Why Jury Duty Is a Character Issue

This week in New York City, Donald Trump, arguably the most talked about man in America, took time out of campaigning to show up for jury duty. Both Marco Rubio and Ted Cruz showed up as sitting senators. Governor Scott Walker even served on a personal injury jury. All are important, busy people, and all chose to fulfill a foundational, constitutional duty. What does this small act of citizenship reveal about their character as a potential president?

Jury duty is a test. The jury summons is an equal opportunity inconvenience. Whether you are a senator, a CEO, or something else, there is almost always a conflict in your schedule and a necessary gut check of priorities. How you react to this challenge reveals the importance you place on the justice system and the role of citizens in a democratic republic.

For Republican presidential candidates, this challenge should be an easy test to pass. If you believe in an "originalist" Constitution, you should believe in the jury. If you believe in local, anti-federal government power structures, you should believe in the jury. If you believe in civic virtue, you should believe in the jury. Jury service allows candidates to "walk the walk" for those who talk a good game about fidelity to the Constitution.

To their credit, Senators Rubio and Cruz flew back to their home states to serve. Governor Walker sat for several days, while serving as the chief executive of Wisconsin. Governor Rick Perry and George Pataki also served while in office.

Such commitment shows respect for constitutional structure. While largely misunderstood, jury service at its core is about constitutional power. Juries act as structural checks on the judiciary, and other branches of government. Jurors act as citizen representatives to ensure local control. The jury trial represents one of the few opportunities for "We the People" to claim a role in self-government. Politicians who forget this power structure forget the true source of power in American government: citizens.

More pointedly, jury service is a leveling force in American democracy. Mr. Trump was not summoned to jury duty because he was "The Donald." All of his accomplishments, celebrity, and net worth are irrelevant to his qualifications for service.

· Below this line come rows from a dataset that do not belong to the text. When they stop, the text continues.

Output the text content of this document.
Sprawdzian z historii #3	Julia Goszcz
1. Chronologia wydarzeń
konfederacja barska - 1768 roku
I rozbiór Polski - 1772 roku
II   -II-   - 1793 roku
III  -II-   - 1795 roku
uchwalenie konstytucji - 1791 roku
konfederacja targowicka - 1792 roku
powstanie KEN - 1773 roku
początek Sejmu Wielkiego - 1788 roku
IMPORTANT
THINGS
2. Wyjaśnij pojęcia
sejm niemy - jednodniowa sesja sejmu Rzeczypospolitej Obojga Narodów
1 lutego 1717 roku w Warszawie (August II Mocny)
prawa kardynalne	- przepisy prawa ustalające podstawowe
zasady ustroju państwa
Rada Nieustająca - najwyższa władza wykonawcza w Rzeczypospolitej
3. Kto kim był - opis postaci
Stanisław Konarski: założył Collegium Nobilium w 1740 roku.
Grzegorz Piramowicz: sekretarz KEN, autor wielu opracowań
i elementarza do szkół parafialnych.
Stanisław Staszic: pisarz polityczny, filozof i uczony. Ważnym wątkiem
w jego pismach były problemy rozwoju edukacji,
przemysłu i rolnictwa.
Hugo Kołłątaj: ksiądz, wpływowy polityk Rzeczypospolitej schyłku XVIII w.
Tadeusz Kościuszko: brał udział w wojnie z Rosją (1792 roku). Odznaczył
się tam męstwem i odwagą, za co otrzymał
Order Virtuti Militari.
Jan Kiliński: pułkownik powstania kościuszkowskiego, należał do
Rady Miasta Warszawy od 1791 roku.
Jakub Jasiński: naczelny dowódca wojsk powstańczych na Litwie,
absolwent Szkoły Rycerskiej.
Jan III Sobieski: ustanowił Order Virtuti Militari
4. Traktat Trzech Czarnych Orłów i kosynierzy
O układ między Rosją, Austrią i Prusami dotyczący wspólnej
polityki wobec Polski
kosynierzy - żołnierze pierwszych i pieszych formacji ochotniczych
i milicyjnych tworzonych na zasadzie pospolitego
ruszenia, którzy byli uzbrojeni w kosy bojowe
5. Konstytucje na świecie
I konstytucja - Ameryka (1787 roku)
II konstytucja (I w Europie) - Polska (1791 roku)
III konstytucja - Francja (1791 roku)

His only qualification: citizenship (a subject, ironically, he has raised a bit of fuss about before). The simple, humbling lesson of jury duty is that all citizens are equal and are expected to participate equally.

True, Donald Trump missed jury duty several times before. Worse, he is not alone when it comes to the habit of avoiding jury duty. In New York City approximately 12 percent of jurors summoned each week appear to serve. This embarrassing statistic is a national problem with jury yields barely breaking 20 percent in many jurisdictions. Some of this low turnout involves missed summons, bad addresses, and the like. A spokesperson for Donald Trump claimed that Mr. Trump never received the prior summonses. But, many citizens simply ignore the summons because of a calculation that personal schedules and obligations are more important than jury duty. This sentiment, as understandable as it is damaging to the nation's character, should be resisted.

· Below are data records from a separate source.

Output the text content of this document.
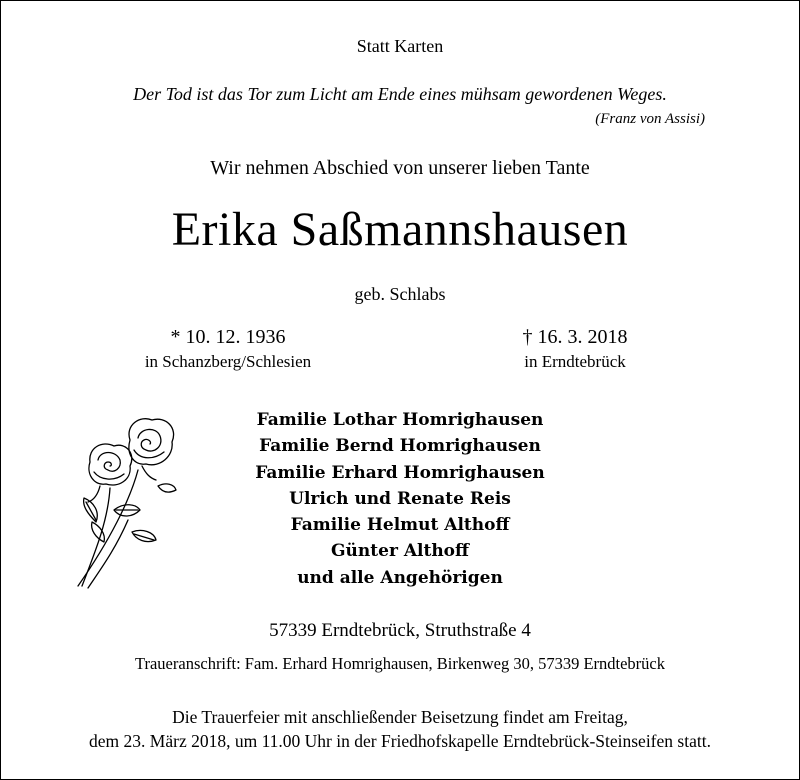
Statt Karten
Der Tod ist das Tor zum Licht am Ende eines mühsam gewordenen Weges.
(Franz von Assisi)
Wir nehmen Abschied von unserer lieben Tante
Erika Saßmannshausen
geb. Schlabs
* 10. 12. 1936
in Schanzberg/Schlesien
† 16. 3. 2018
in Erndtebrück
Familie Lothar Homrighausen
Familie Bernd Homrighausen
Familie Erhard Homrighausen
Ulrich und Renate Reis
Familie Helmut Althoff
Günter Althoff
und alle Angehörigen
57339 Erndtebrück, Struthstraße 4
Traueranschrift: Fam. Erhard Homrighausen, Birkenweg 30, 57339 Erndtebrück
Die Trauerfeier mit anschließender Beisetzung findet am Freitag,
dem 23. März 2018, um 11.00 Uhr in der Friedhofskapelle Erndtebrück-Steinseifen statt.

Yes, jury duty is difficult, inconvenient, and inefficient. But, so is democracy. And, the upsides of democratic power in a constitutional system, shall we say, "trump" the negatives. Some politicians, because of patriotism or good politics get this reality.

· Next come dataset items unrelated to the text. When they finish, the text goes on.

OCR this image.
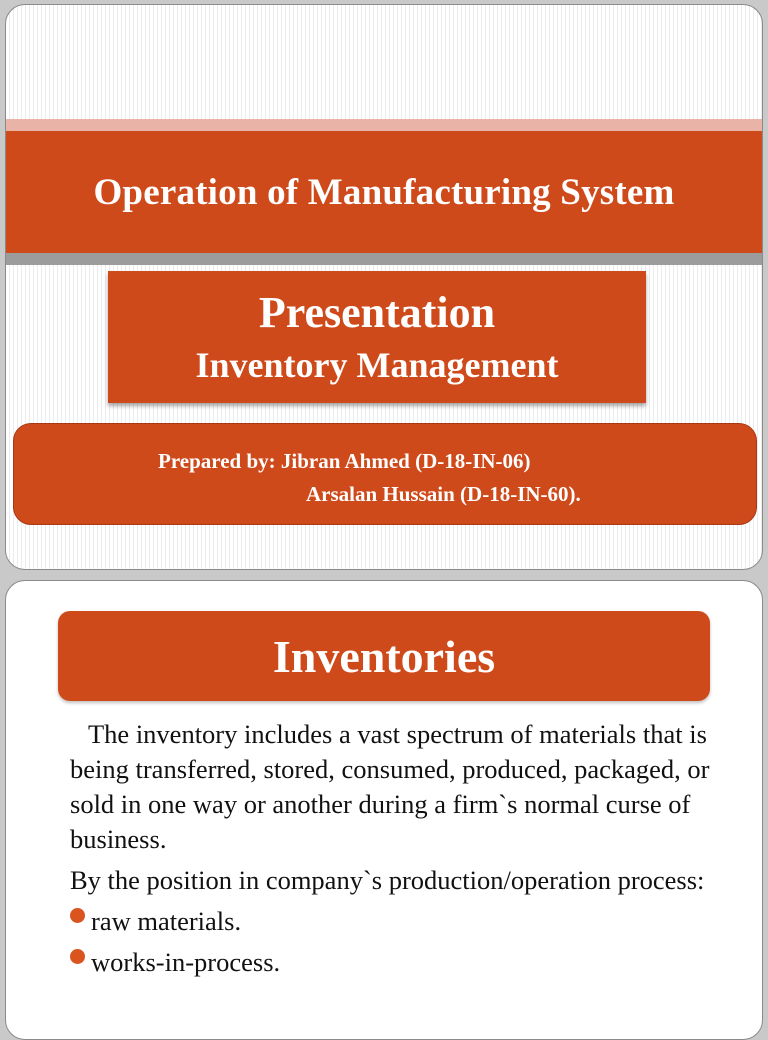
Operation of Manufacturing System
Presentation
Inventory Management
Prepared by: Jibran Ahmed (D-18-IN-06)
Arsalan Hussain (D-18-IN-60).
Inventories

The inventory includes a vast spectrum of materials that is being transferred, stored, consumed, produced, packaged, or sold in one way or another during a firm`s normal curse of business.

By the position in company`s production/operation process:

raw materials.
works-in-process.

Skipping jury service reflects negatively on one's character - especially if you have the financial means and power to sacrifice a day or two for your community. Fortunately, many of the announced Republican candidates have led by example and served. As the presidential race heats up, all candidates will be judged on questions of policy and character. Those who embrace the difficult and unglamorous responsibilities of daily citizenship will have a greater claim to the type of character that can lead a nation. Small acts sometimes matter more than big ideas. And, hopefully, this leadership will inspire others to join them on jury duty.